A côté des collaborations entre médias, il existe des réseaux de journalistes. Le plus important est sans aucun doute le Consortium international des journalistes d’investigation (ICIJ),
qui est notamment à l’origine des Lux Leaks et Swiss Leaks. Actuellement, si vous désirez envoyer des documents à l’ICIJ, vous devez utiliser les bonnes vieilles méthodes
de la poste ou du mail,
avec les risques qu’elles comportent. Ou éventuellement envoyer un email crypté via une plateforme telle que mailvelope. Pour plus de simplicité, l’ICIJ travaille
pour le moment à la mise en place d’un système en ligne sécurisé. Il s’agit ici d’une réelle collaboration puisque les journalistes, peu importe le média pour lequel
ils travaillent, collaborent et enquêtent ensemble.
D’autres réseaux de journalistes ont déjà pris de l’avance. C’est notamment le cas de l’Investigate Reporting Project Italy (IRPI), un réseau de journalistes italiens,
qui a lancé l’année dernière, à l’occasion de l’Expo 2015, ExpoLeaks. Les journalistes à l’origine
de ce projet ont pour but de veiller à la transparence du déroulement de la plus grande exposition jamais accueillie par l’Italie. Toute personne qui possède des preuves de corruption
peut les transmetttre à l’IRPI. C’est également en 2014 qu’a été mis en ligne ExtremeLeaks par
"Hate Speech International", un réseau indépendant de journalistes. Ce site a pour but de récolter les informations sur les organisations extrémistes.
Citons enfin le logiciel Tipbox, en cours de développement, qui vise à régler une fois pour toutes l'anonymat des sources (qui ne devront donc plus passer par le navigateur Tor).

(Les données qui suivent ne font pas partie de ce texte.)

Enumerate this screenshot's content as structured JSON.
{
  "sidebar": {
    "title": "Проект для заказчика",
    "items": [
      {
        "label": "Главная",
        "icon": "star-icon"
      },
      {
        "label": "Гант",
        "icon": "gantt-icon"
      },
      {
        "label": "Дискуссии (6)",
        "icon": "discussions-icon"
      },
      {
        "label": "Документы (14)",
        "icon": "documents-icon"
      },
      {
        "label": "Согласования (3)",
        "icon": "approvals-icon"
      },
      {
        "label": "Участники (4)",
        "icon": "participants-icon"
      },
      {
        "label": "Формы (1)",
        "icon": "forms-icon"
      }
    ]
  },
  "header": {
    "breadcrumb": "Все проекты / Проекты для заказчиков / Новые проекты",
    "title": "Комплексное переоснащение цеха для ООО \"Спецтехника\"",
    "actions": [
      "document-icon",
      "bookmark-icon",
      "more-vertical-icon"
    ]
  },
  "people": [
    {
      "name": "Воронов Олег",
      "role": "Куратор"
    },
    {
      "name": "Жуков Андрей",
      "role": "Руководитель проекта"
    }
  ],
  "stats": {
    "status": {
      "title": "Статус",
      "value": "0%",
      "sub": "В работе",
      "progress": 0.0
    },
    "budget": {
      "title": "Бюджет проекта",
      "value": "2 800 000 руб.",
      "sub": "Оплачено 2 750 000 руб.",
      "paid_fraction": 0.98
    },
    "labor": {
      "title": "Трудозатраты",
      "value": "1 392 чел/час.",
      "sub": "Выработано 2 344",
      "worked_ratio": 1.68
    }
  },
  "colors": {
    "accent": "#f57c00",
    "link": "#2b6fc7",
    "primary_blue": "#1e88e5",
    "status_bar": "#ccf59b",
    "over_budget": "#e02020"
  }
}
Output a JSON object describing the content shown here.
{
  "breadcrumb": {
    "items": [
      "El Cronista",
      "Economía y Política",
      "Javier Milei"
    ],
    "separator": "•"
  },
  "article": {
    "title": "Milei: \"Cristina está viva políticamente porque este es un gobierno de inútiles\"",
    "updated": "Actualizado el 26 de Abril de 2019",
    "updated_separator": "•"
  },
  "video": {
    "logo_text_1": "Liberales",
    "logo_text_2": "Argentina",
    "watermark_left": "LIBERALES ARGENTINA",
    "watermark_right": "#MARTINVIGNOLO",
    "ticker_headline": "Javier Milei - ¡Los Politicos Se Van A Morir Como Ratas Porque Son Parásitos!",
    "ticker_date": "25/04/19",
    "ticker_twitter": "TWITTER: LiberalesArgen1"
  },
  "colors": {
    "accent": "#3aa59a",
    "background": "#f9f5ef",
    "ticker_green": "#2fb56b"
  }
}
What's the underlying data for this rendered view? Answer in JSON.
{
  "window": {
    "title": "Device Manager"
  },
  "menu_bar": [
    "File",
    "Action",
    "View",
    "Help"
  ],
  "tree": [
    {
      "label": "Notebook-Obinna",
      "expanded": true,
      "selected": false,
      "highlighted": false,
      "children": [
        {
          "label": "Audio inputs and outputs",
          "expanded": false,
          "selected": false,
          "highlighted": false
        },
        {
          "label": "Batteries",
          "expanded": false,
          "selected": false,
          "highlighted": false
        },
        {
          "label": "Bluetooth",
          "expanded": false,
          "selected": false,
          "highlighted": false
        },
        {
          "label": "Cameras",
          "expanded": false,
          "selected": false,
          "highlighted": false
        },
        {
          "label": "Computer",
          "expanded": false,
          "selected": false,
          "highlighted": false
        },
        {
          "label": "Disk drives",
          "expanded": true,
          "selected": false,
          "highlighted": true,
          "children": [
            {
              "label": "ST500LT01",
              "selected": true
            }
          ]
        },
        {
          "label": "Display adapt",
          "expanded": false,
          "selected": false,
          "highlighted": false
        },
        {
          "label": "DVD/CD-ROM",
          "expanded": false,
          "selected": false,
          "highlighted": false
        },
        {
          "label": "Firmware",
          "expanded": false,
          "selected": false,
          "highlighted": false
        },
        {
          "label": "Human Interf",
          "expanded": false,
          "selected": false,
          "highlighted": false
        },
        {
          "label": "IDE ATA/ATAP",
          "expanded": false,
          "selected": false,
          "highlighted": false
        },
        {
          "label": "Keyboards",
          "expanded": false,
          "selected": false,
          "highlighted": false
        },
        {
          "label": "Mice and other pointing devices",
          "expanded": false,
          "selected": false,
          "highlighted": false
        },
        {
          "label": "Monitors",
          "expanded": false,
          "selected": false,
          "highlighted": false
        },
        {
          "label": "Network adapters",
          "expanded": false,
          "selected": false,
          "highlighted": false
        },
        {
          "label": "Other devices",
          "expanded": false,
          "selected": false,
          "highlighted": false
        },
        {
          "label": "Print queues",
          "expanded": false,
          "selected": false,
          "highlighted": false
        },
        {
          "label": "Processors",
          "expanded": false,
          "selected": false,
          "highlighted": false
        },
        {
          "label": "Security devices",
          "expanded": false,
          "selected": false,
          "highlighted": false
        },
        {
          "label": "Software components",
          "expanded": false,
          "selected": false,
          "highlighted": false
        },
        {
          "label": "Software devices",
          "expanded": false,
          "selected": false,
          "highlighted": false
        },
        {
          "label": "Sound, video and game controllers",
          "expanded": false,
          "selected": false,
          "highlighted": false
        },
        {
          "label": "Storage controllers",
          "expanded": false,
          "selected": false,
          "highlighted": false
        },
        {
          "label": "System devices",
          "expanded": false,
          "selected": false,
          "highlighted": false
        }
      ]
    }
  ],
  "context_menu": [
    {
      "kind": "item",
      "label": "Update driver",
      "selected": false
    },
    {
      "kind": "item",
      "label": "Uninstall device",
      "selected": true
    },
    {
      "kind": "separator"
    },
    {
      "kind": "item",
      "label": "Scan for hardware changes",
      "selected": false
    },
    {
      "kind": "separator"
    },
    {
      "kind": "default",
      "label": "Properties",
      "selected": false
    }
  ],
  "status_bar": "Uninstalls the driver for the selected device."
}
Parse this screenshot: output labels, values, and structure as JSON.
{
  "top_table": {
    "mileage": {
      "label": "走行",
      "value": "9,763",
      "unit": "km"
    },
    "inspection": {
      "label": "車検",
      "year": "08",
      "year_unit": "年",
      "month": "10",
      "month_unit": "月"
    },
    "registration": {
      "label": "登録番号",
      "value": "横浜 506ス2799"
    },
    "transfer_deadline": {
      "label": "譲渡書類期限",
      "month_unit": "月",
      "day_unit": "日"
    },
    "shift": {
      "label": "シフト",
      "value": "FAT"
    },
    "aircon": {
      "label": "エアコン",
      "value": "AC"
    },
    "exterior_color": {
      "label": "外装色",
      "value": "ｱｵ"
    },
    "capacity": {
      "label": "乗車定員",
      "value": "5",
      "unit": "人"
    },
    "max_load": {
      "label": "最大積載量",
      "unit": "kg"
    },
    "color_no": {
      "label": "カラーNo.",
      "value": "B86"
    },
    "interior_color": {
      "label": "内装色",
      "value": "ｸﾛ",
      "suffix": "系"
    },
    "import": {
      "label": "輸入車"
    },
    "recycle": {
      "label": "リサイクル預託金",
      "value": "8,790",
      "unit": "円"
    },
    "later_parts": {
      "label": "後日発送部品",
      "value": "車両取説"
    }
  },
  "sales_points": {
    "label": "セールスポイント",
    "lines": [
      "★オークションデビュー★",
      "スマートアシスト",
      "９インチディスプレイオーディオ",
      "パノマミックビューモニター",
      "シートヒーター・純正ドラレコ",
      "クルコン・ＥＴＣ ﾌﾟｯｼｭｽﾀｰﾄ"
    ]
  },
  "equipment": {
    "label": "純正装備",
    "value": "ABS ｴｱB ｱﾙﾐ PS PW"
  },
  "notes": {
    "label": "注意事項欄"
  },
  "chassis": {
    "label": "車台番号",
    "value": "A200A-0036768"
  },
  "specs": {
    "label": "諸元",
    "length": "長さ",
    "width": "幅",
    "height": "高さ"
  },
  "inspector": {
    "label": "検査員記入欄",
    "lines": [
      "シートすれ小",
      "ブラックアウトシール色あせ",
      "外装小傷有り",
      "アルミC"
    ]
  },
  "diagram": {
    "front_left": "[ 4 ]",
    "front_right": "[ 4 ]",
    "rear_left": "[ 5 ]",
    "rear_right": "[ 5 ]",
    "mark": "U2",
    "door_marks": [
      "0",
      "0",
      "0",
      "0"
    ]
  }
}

A l’origine de ce projet, Xavier Damman, le co-fondateur belge de Storify. Tipbox est un outil qui permet d’envoyer et recevoir des e-mails cryptés anonymement via une simple adresse web.
Un petit nombre de journalistes américains, français et belges (dont ceux de la rédaction de L’Echo) utilisent déjà ce logiciel afin de le tester et l’améliorer. Tipbox rendrait
inutile la création de nouveaux sites lanceurs d’alerte puisque ceux-ci pourraient prendre directement contact avec le journaliste de leur choix de manière parfaitement sécurisée.